Ese pequeño impulso me ayudó también a retomar mi práctica personal. Para mí, enseñar yoga implica también seguir aprendiendo. Nunca dejo de ser estudiante, sobre todo sabiendo lo mucho que esta disciplina aporta a la vida.
Mi espacio era todo para mí. Pero como todo evoluciona, comencé a trabajar en un colegio. Entré a las aulas y tuve que dejar, una vez más, mi espacio en casa. No alcanzaba el tiempo para todo, y decidí priorizar a mi familia.
Ser emprendedora es complejo: una misma administra su tiempo, pero también decide cuándo frenar. Desde 2024, comencé a dar clases regulares todas las semanas. No ha sido fácil. Empecé en un espacio en mi comuna, pero tuvimos que migrar varias veces. Fueron tres lugares distintos en muy poco tiempo, y eso me hizo dudar.
“¿Vale la pena seguir con esto? ¿No debería estar mejor en casa con mi hija?”, me repetía. Me sentía sin lugar. Pero al conocer a otras mujeres que asistían a mis clases, muchas de ellas madres también, entendí que no era la única con esos sentimientos.
Buscaban bienestar, un momento de conexión para luego volver recargadas a casa. ¿Por qué no hacer lo mismo yo, por ellas y por mí?
Y así, me seguí impulsando. Al volver de las clases, mi hija me recibía con abrazos y besos. Esa calidez me reafirmaba que estaba haciendo las cosas bien.
Ser mamá muchas veces ha frenado mis ganas de seguir compartiendo lo que sé. Pero no porque no me guste uno u otro rol. Todo lo contrario.
Amo con el alma ser la mamá de mi hija. Y amo con la misma intensidad ser profesora de yoga.

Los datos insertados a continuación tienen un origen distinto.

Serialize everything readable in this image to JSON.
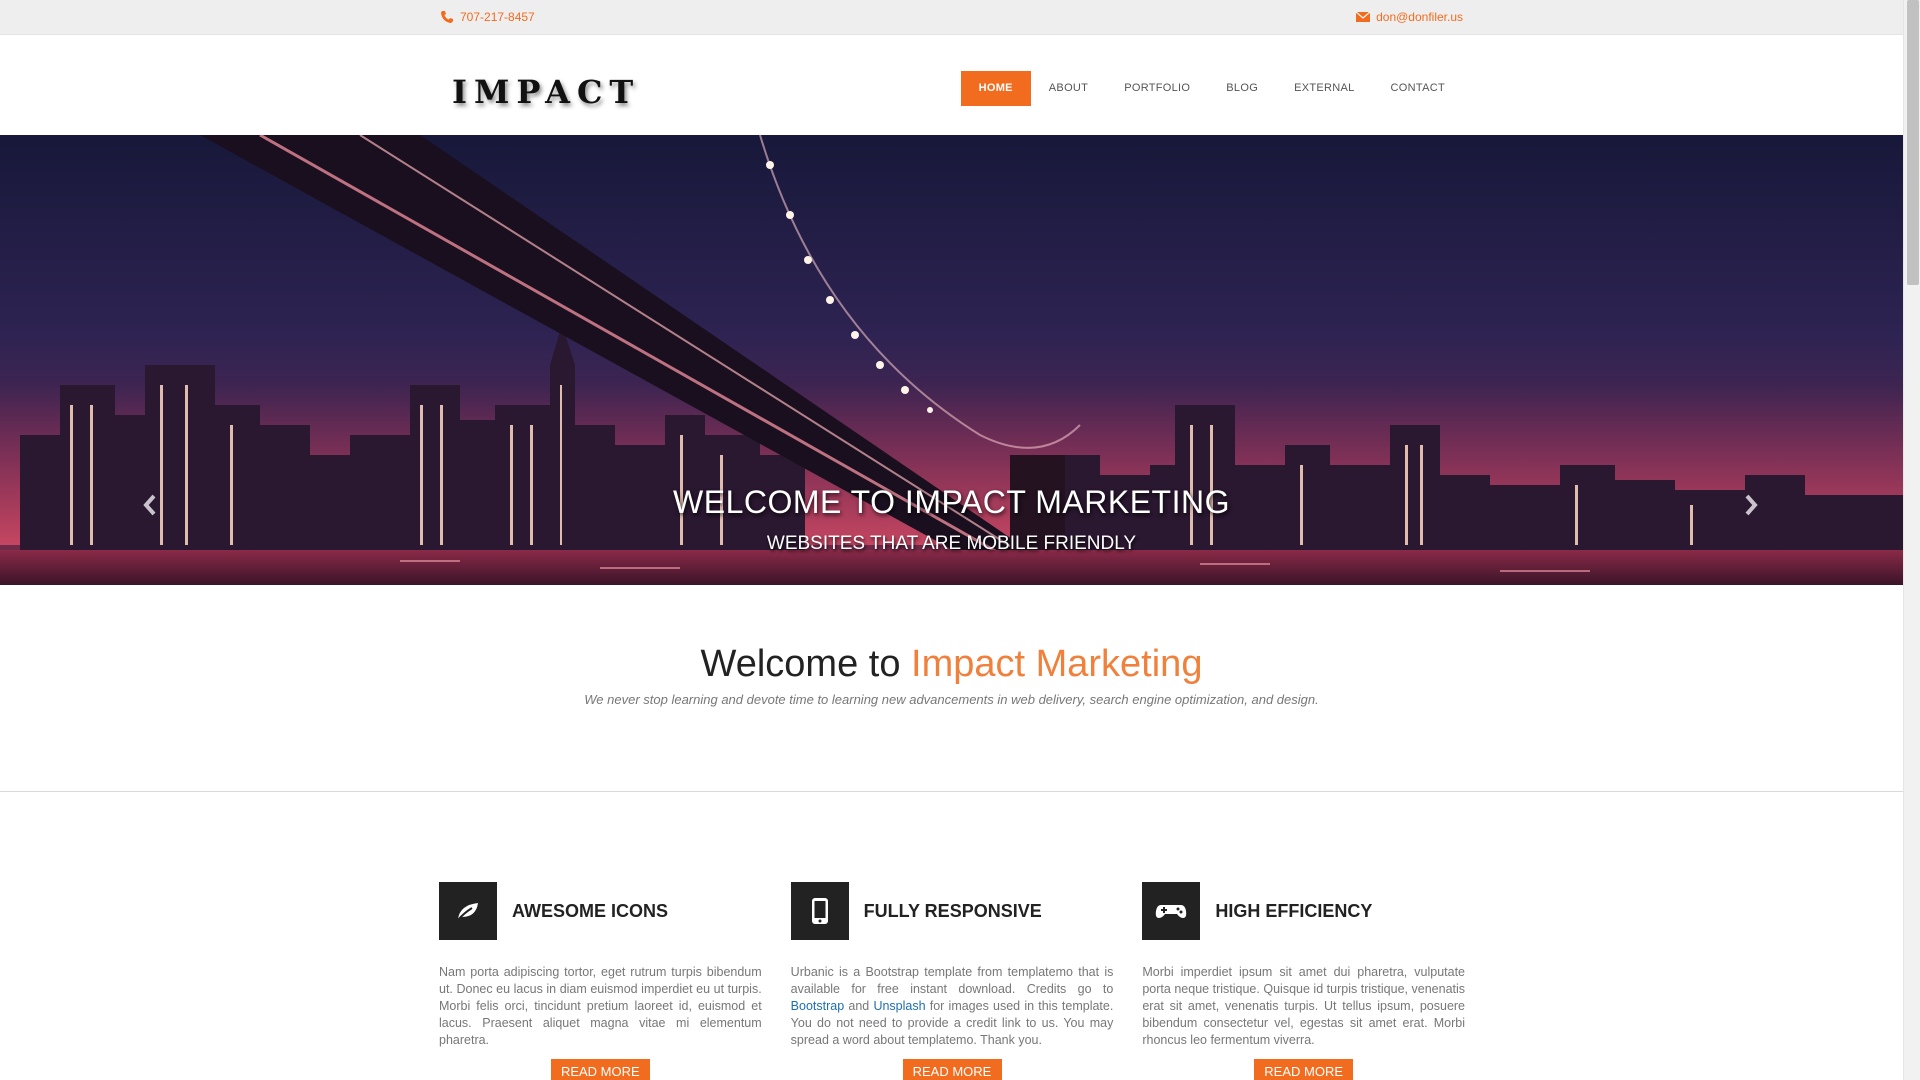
{
  "topbar": {
    "phone": "707-217-8457",
    "phone_icon": "phone-icon",
    "email": "don@donfiler.us",
    "email_icon": "envelope-icon"
  },
  "header": {
    "logo": "IMPACT",
    "nav": [
      {
        "label": "HOME",
        "active": true
      },
      {
        "label": "ABOUT",
        "active": false
      },
      {
        "label": "PORTFOLIO",
        "active": false
      },
      {
        "label": "BLOG",
        "active": false
      },
      {
        "label": "EXTERNAL",
        "active": false
      },
      {
        "label": "CONTACT",
        "active": false
      }
    ]
  },
  "hero": {
    "title": "WELCOME TO IMPACT MARKETING",
    "subtitle": "WEBSITES THAT ARE MOBILE FRIENDLY",
    "prev_icon": "chevron-left-icon",
    "next_icon": "chevron-right-icon",
    "slides_total": 3,
    "active_slide": 1
  },
  "welcome": {
    "title_plain": "Welcome to ",
    "title_accent": "Impact Marketing",
    "tagline": "We never stop learning and devote time to learning new advancements in web delivery, search engine optimization, and design."
  },
  "features": [
    {
      "icon": "leaf-icon",
      "title": "AWESOME ICONS",
      "text": "Nam porta adipiscing tortor, eget rutrum turpis bibendum ut. Donec eu lacus in diam euismod imperdiet eu ut turpis. Morbi felis orci, tincidunt pretium laoreet id, euismod et lacus. Praesent aliquet magna vitae mi elementum pharetra.",
      "button": "READ MORE"
    },
    {
      "icon": "mobile-phone-icon",
      "title": "FULLY RESPONSIVE",
      "text_before": "Urbanic is a Bootstrap template from templatemo that is available for free instant download. Credits go to ",
      "link1": "Bootstrap",
      "text_mid": " and ",
      "link2": "Unsplash",
      "text_after": " for images used in this template. You do not need to provide a credit link to us. You may spread a word about templatemo. Thank you.",
      "button": "READ MORE"
    },
    {
      "icon": "gamepad-icon",
      "title": "HIGH EFFICIENCY",
      "text": "Morbi imperdiet ipsum sit amet dui pharetra, vulputate porta neque tristique. Quisque id turpis tristique, venenatis erat sit amet, venenatis turpis. Ut tellus ipsum, posuere bibendum consectetur vel, egestas sit amet erat. Morbi rhoncus leo fermentum viverra.",
      "button": "READ MORE"
    }
  ],
  "colors": {
    "accent": "#f26c1f",
    "link": "#1e6fb1",
    "topbar_bg": "#eeeeee"
  }
}
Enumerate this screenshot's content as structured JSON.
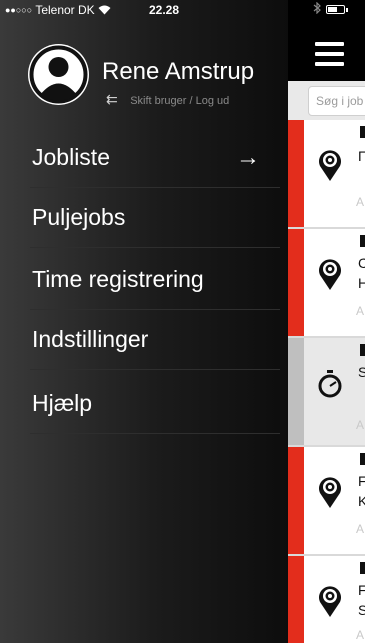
{
  "status_bar": {
    "signal": "●●○○○",
    "carrier": "Telenor DK",
    "wifi": "⫗",
    "time": "22.28",
    "bluetooth": "✱"
  },
  "user": {
    "name": "Rene Amstrup",
    "switch_icon": "⇇",
    "switch_label": "Skift bruger / Log ud"
  },
  "menu": {
    "items": [
      {
        "label": "Jobliste"
      },
      {
        "label": "Puljejobs"
      },
      {
        "label": "Time registrering"
      },
      {
        "label": "Indstillinger"
      },
      {
        "label": "Hjælp"
      }
    ],
    "active_arrow": "→"
  },
  "app": {
    "search_placeholder": "Søg i job",
    "jobs": [
      {
        "lines": [
          "Γ",
          ""
        ],
        "addr": "A",
        "icon": "gear-pin-icon"
      },
      {
        "lines": [
          "C",
          "H"
        ],
        "addr": "A",
        "icon": "gear-pin-icon"
      },
      {
        "lines": [
          "S",
          ""
        ],
        "addr": "A",
        "icon": "stopwatch-icon"
      },
      {
        "lines": [
          "F",
          "K"
        ],
        "addr": "A",
        "icon": "gear-pin-icon"
      },
      {
        "lines": [
          "F",
          "S"
        ],
        "addr": "A",
        "icon": "gear-pin-icon"
      }
    ]
  },
  "colors": {
    "accent": "#e32d1c",
    "menu_bg": "#1b1b1b"
  }
}
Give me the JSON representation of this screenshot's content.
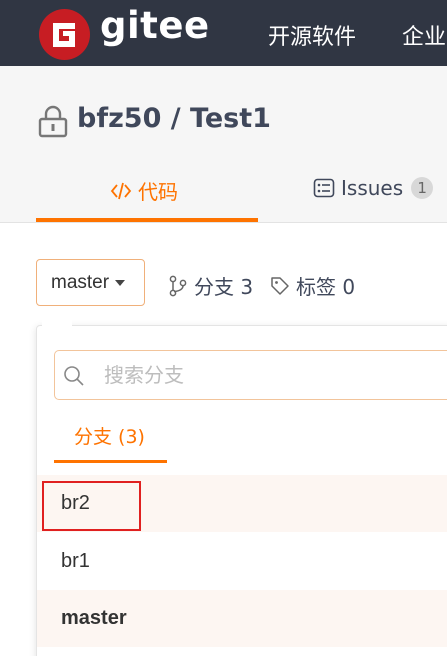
{
  "app": {
    "logo_text": "gitee",
    "nav_items": [
      "开源软件",
      "企业"
    ]
  },
  "repo": {
    "title": "bfz50 / Test1"
  },
  "tabs": {
    "code_label": "代码",
    "issues_label": "Issues",
    "issues_count": "1"
  },
  "branch_bar": {
    "current_branch": "master",
    "branches_label": "分支 3",
    "tags_label": "标签 0"
  },
  "dropdown": {
    "search_placeholder": "搜索分支",
    "tab_label": "分支 (3)",
    "branches": [
      "br2",
      "br1",
      "master"
    ]
  },
  "colors": {
    "accent": "#fe7300",
    "nav_bg": "#303643",
    "logo_red": "#c71d23",
    "highlight": "#e02020"
  }
}
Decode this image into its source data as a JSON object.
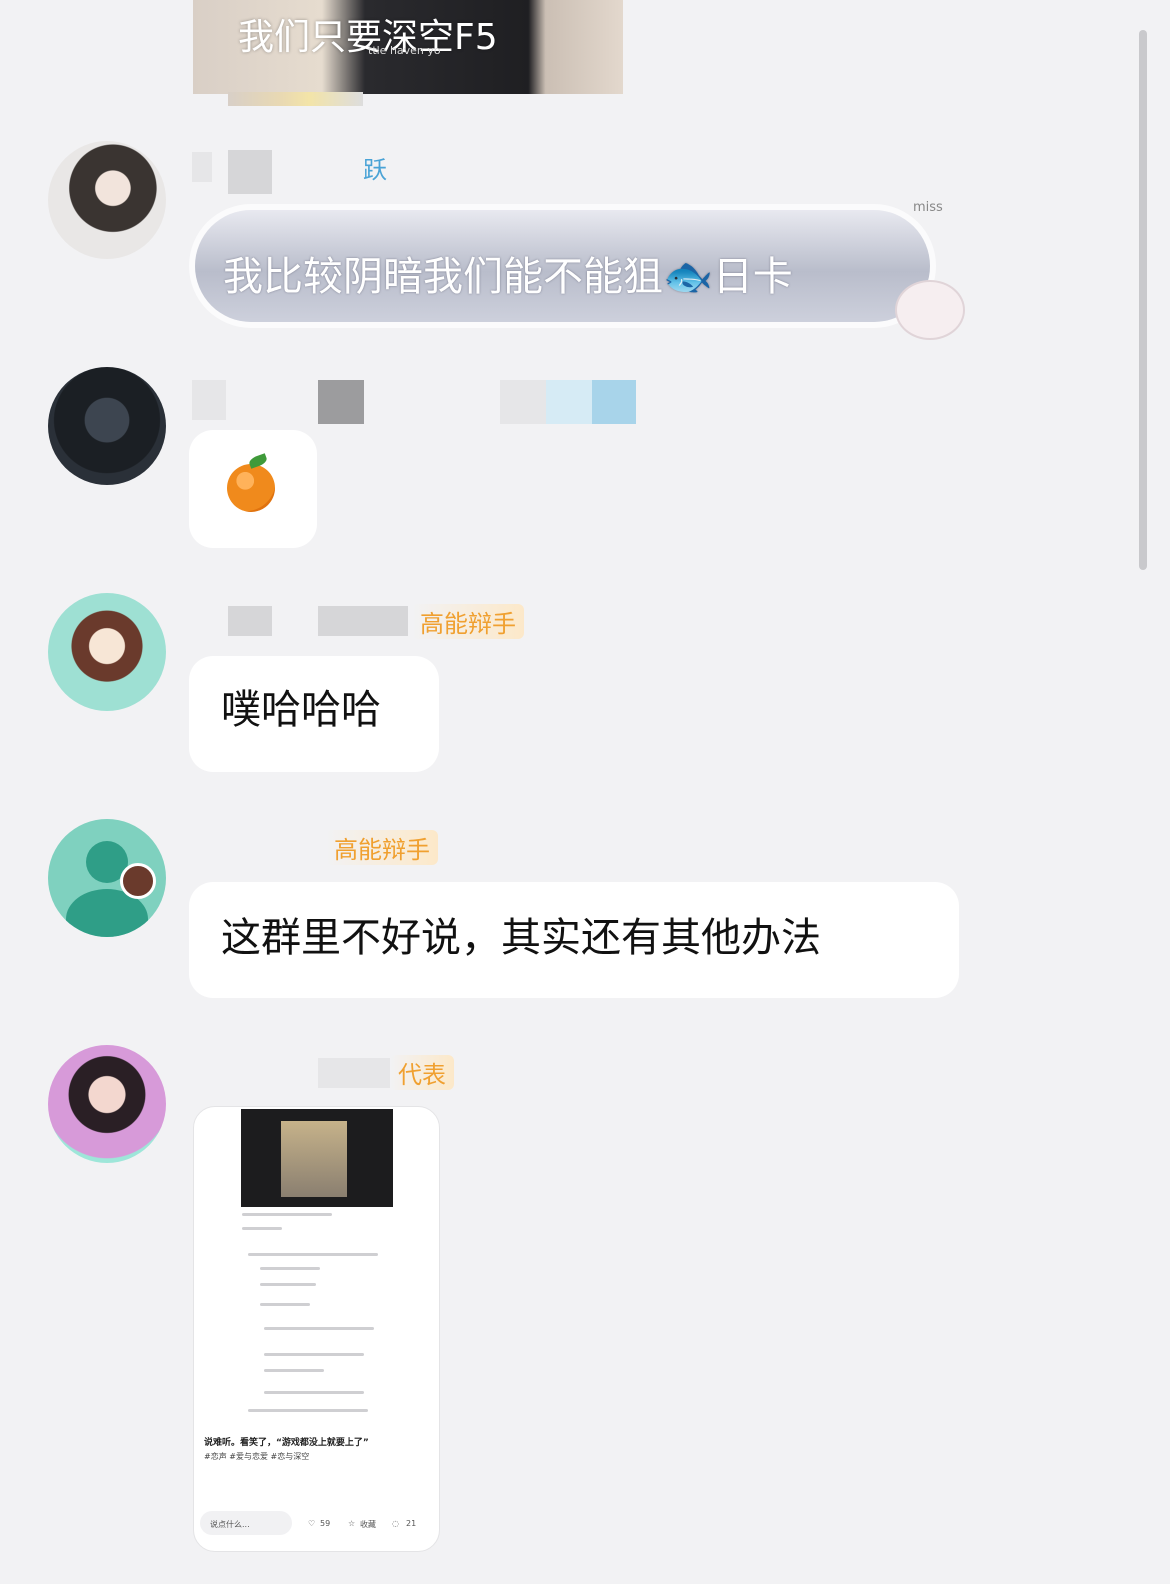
{
  "top_image": {
    "caption": "我们只要深空F5",
    "subcaption": "ttle haven yo"
  },
  "messages": [
    {
      "name_badge": "跃",
      "text": "我比较阴暗我们能不能狙",
      "emoji": "🐟",
      "text_after": "日卡",
      "sticker_label": "miss"
    },
    {
      "content_icon": "orange"
    },
    {
      "name_badge": "高能辩手",
      "text": "噗哈哈哈"
    },
    {
      "name_badge": "高能辩手",
      "text": "这群里不好说，其实还有其他办法"
    },
    {
      "name_badge": "代表",
      "screenshot": {
        "caption": "说难听。看笑了，“游戏都没上就要上了”",
        "tags": "#恋声 #爱与恋爱 #恋与深空",
        "likes": "59",
        "fav_label": "收藏",
        "comments": "21",
        "reply_placeholder": "说点什么..."
      }
    }
  ]
}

Creo que es la mezcla perfecta, aunque con matices: poco tiempo, días sin ganas de jugar, otros con muchas ganas de trabajar, o a veces con cero ganas de trabajar porque quiero quedarme en casa con ella. Incluso a veces solo quiero un día —o varios— para mí.
Pero la clave, al menos para mí, ha sido buscar el balance y darme permiso para sentir. Sentir el cansancio, las ganas, la culpa, la felicidad.
Y, sobre todo, nunca dejar de practicar. Porque aunque un día no alcance a darme una clase completa, siempre me tomo al menos un minuto para sentir cómo está mi cuerpo, cómo está mi mente y cómo está mi alma.
Y mientras escribo estas palabras, sigo siendo mamá. Mi hija ya vino unas cinco o seis veces a preguntarme si podemos ir a jugar. Y mi respuesta ha sido: “termino de escribir, y voy”.
Gracias por leerme. Con cariño, ¡Hasta la próxima!